Process: Ethyl Acetate
Variety: Castillo, Caturra, Colombia
Altitude: 1400-2000 MASL
Located in southwestern Colombia, Huila is nestled in-between the Central and Eastern ranges of the Andes, with the middle area called the Magdalena Valley. The variation in elevation results in Huila being one of the country's most unique and complex regions of coffee production. Its terroir, climate, and harvest cycles all contribute to the quality of coffee produced here. The most impressive quality behind the coffees coming out of Huila lies in the people producing them. While Huila accounts for nearly 20% of the country's production, 80% of coffee producers operate on less than three hectares.

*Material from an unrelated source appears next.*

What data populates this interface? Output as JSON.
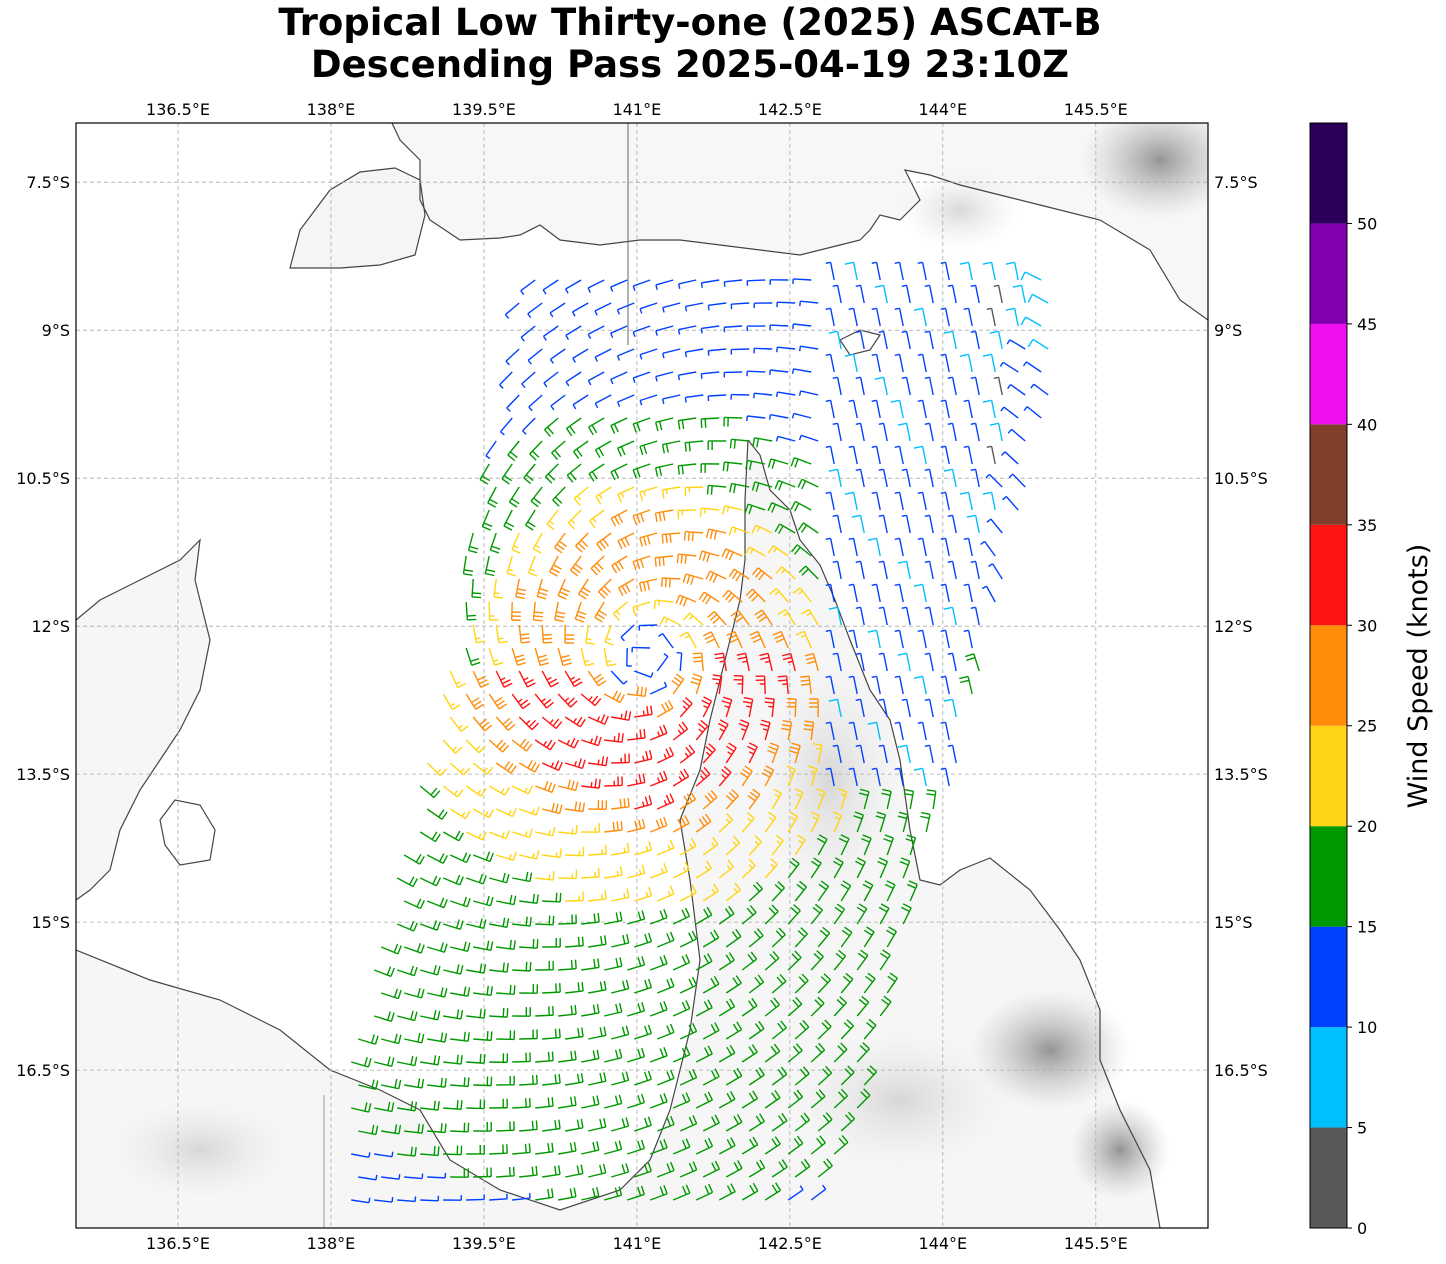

Ethyl acetate is an occurring ester (present in bananas and also as a by-product of fermented sugars) that is used as a solvent to bond with and remove caffeine from green coffee. First, the coffee is sorted and steamed for 30 minutes under low pressure in order to open the coffee seeds’ pores and prepare them for decaffeination. The coffee is placed in a solution of both water and ethyl acetate, where the E.A. will begin to bond with the salts of chlorogenic acids inside the seeds. The tank will be drained and re-filled over the course of eight hours until caffeine is no longer detected. The seeds are steamed once more to remove the ethyl acetate traces, though E.A. is only harmful to humans in very high quantities (400 parts per million or more). The coffee is then dried and polished for export.